You know why this sucks? It’s dormant, one day I think I’m good, enjoyed one day, and the next day, out of nowhere it attacks It messes with my mind, at least dysthymic depressed people can expect, can predict that the day likely won’t be grat if their depression is untreated.

Meds. don’t help for me, they actually make things worse. It’s called Bipolar Type 3 which is NOT bipolar, but the DSM has no way to classify as of now. Essentially, it’s that antidepressants actually make things worse, actually having an adverse or no effect from taking them. Psych. meds. are the only meds. that have no long-term evidence of efficacy, and psychiatry is the only doctor-directed field that exists nowadays.
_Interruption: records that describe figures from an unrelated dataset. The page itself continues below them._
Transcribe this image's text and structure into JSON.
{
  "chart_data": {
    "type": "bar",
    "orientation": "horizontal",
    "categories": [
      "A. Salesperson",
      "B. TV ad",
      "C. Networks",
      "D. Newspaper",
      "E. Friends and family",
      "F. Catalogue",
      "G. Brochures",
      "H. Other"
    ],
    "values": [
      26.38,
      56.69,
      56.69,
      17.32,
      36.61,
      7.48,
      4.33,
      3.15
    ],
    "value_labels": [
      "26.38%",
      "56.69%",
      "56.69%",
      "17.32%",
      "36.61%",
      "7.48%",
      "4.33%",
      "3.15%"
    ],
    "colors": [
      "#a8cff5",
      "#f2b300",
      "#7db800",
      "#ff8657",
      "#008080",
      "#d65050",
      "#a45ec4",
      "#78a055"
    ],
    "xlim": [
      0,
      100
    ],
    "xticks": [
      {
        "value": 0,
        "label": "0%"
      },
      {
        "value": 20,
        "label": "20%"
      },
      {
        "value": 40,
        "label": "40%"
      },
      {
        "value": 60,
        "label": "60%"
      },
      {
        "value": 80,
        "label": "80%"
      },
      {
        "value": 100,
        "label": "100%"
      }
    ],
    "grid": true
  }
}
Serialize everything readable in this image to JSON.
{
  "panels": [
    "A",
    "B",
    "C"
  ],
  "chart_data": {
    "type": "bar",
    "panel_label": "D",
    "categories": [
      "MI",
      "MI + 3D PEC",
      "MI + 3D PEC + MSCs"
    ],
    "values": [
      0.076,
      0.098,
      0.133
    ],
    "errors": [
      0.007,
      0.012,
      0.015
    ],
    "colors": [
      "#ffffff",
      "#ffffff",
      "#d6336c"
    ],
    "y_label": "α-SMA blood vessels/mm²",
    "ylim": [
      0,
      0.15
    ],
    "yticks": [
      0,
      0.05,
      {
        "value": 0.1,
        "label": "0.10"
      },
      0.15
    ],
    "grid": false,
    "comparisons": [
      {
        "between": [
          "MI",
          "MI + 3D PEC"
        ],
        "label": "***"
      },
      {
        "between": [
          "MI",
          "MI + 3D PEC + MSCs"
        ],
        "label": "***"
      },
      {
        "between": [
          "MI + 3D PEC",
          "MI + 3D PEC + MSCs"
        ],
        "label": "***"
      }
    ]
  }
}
Consistency form day to today is taken for granted by most people. I would love to know that when I feel good, it will last. I understand that it can’t be permanent, I just wish more “good” days or even times existed.

My analogy for situational depression:it’s like prey sneaking up on you in the savannahs picture Simba in Lion King when he was learning to hunt.

A friend’s analogy for this disorder; it’s like a python wrapping around you, until you have no breath to live and cease to exist. Fitting, particularly when intertwined with an eating disorder.

I was thinking about how things have become quite impersonal. Often, texting is seen as impersonal, conversations are done electronically and the value of human contact has disappeared.

Texting

With the disease my brother has, texting or e-mail is all we have. He hasn’t learned enough sign language to communicate through a medium such as Skype. Most likely, his hearing will only decline. He’s about 90% deaf. 50% can not be restored, at least with the medical advancements that currently exist. You can’t fix auditory nerves that were ruined when removing a tumor. Because of NF2, the impersonal nature of texting has to exist because I can’t talk to my brother in another way.

I mentioned to him that specific vegetarian and vegan diets has been shown to slow tumor progression. He thanked me, he had no clue. Seriously? Health 101 people. Interesting and surprising that Barbara never mentioned to him that diet was an option, as she seeks out any sort of treatment for his disease day after day. When I told K that he’s super skinny, and that this has been attributed to the disease, K said, “or not” (referring to the possibility of an eating disorder). Hmmm. See this is why doctors ought to practice comprehensively. This is why I’ll become a doctor an provide what I believe to be the best possible route for the patients.

Ironic as all else that we both have not only neurological disorders,  but central nervous system ones at that. And Barbara (contributing to 1/2 of our chromosomes wanted to be a neurophysiologist since the age of 9 and didn’t pursue that path.

It’s my birthday today, and apparently calls are just considered an inconvenience. It’s days like this I’m reminded that I really don’t have a family willing to take time to appreciate me. Honestly, it’s just an arbitrary day that is indicative of our place in the universe at one moment which can be represented by a calendar day every 365.25 days. Wordy, yes. I don’t mind.

I kind of wish I were back in elementary school, bringing cupcakes for the class, when even if the world was crumbling around me, at least one day existed where I was the focus of people’s attention, and for one day, I mattered.